On Sunday we took a drive to the middle of the jungle to visit a forest temple and hike along several waterfalls, albeit they were mere trickles at this time of year. Aside from our insane driver who replaced our beloved Caca Jii (daily driver who was unavailable that day), we had a great time chatting away, washing in the river, and taking a whopping 900 pictures in a mere 3 hour span. Keena and I agreed that instead of “We came, we conquered” it should have been “We came, we snapped, we left”.
Apologies for the fragmented nature of this entry. I am abusing the acceptable incoherence of blogging. This week I have been involved in a study on honey-hunting practices in the forest district of Udainagar. In light of their remote nature, SPS research efforts with this population have been somewhat limited. Honey-hunting is quite different from standard bee-keeping in that these people live deep in the forest and scale huge trees to harvest honey from single-comb hives hanging from the highest branches. The tradition is not only an integral part of their income as landless tribals, but also sacred and enmeshed in other cultural practices. During my preliminary research this week I have learned a considerable amount about the precarious nature of bee populations across the world and the severe implications the absence of bee colonies would have for the planet’s ecosystems. The problem is most acute in countries with vast deciduous forest cover and severe poverty since high market prices for wax and honey create a tragedy-of-the-commons situation as destitute honey-hunters are driven to plunder their forest and decimate bee populations in the process.

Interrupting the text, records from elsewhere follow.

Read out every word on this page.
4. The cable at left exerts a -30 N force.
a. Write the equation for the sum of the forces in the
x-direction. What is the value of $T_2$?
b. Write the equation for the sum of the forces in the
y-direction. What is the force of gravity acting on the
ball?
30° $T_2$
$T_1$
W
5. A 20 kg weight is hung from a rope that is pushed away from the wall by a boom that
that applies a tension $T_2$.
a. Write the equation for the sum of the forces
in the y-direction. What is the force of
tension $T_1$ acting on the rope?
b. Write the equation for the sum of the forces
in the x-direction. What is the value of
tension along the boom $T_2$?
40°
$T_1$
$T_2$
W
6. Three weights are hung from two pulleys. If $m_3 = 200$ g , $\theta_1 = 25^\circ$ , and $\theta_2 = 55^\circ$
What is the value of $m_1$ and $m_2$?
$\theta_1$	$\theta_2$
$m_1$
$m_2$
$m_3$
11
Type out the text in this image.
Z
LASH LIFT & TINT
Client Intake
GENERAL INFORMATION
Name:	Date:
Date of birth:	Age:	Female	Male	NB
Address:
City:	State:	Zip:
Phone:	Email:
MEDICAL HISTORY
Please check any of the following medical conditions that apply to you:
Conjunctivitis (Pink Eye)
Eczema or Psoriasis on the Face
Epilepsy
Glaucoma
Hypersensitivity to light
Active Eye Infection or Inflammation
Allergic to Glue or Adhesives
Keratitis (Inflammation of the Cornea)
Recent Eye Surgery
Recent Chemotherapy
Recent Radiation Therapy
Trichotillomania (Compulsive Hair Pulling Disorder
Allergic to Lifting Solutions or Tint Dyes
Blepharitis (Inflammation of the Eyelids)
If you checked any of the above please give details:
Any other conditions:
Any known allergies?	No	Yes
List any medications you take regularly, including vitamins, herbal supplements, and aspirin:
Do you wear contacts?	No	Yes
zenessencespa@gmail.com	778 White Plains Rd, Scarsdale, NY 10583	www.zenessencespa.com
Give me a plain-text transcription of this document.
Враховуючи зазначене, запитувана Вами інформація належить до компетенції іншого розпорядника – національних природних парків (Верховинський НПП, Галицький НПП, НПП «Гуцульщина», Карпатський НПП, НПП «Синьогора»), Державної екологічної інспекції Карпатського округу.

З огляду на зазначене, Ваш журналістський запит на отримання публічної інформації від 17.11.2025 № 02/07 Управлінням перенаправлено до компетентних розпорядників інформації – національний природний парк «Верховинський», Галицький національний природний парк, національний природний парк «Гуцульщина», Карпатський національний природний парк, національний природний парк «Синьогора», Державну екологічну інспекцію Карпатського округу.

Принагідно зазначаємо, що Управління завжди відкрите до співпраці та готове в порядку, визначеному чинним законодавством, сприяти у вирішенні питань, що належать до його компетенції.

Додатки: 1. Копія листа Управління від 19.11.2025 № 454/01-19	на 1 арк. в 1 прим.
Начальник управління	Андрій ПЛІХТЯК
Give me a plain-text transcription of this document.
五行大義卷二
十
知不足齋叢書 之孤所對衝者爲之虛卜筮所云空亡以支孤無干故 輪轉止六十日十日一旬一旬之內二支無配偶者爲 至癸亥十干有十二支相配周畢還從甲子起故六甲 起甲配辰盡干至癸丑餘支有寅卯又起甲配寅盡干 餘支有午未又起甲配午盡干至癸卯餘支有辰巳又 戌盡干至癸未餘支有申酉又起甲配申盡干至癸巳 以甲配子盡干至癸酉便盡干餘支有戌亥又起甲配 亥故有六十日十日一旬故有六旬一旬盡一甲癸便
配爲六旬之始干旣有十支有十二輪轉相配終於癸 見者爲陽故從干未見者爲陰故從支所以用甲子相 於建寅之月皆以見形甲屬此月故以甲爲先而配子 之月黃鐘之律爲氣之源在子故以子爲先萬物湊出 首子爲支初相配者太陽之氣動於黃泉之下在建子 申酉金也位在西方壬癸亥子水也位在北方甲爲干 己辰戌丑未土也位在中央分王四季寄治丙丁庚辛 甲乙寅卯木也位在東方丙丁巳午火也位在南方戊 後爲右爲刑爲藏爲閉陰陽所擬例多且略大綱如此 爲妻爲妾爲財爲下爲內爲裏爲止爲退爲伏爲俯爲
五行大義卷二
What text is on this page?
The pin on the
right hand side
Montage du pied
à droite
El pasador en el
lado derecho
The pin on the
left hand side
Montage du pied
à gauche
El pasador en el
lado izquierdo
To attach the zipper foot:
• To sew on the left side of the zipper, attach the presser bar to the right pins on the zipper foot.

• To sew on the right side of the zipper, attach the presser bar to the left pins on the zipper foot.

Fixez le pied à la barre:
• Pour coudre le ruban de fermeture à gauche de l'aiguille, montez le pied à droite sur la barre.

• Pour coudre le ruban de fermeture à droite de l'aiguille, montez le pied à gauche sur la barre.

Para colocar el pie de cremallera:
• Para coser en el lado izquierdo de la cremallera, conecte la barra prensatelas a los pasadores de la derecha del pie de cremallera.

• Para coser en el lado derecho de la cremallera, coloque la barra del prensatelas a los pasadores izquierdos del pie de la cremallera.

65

Tomorrow I will be headed with Jyostna into this area to collect data that I will use for a report on honey-hunting practices in Madhya Pradesh as well as a proposal for funds to support SPS involvement with this community and the improvement of their marketing. I am happy to go with her as she has become, in our short time here, my closest friend in the organization. It’s incredible that she, a tribal girl from Orissa, a kid from an Irish-Catholic family in Philadelphia can have such similar backgrounds. She’s the eldest of four kids and I’m the eldest of five. Both of her parents as well as my parents are teachers. She was raised Catholic and has studied for a masters in social work and educational development, writing her thesis on tribal education, as have I. Her unequivocal kindness and generosity of self has made my experience here thus far. I look forward to our honey-hunting study and to continue to forge bonds with others here similar to the one I have with Jyostna.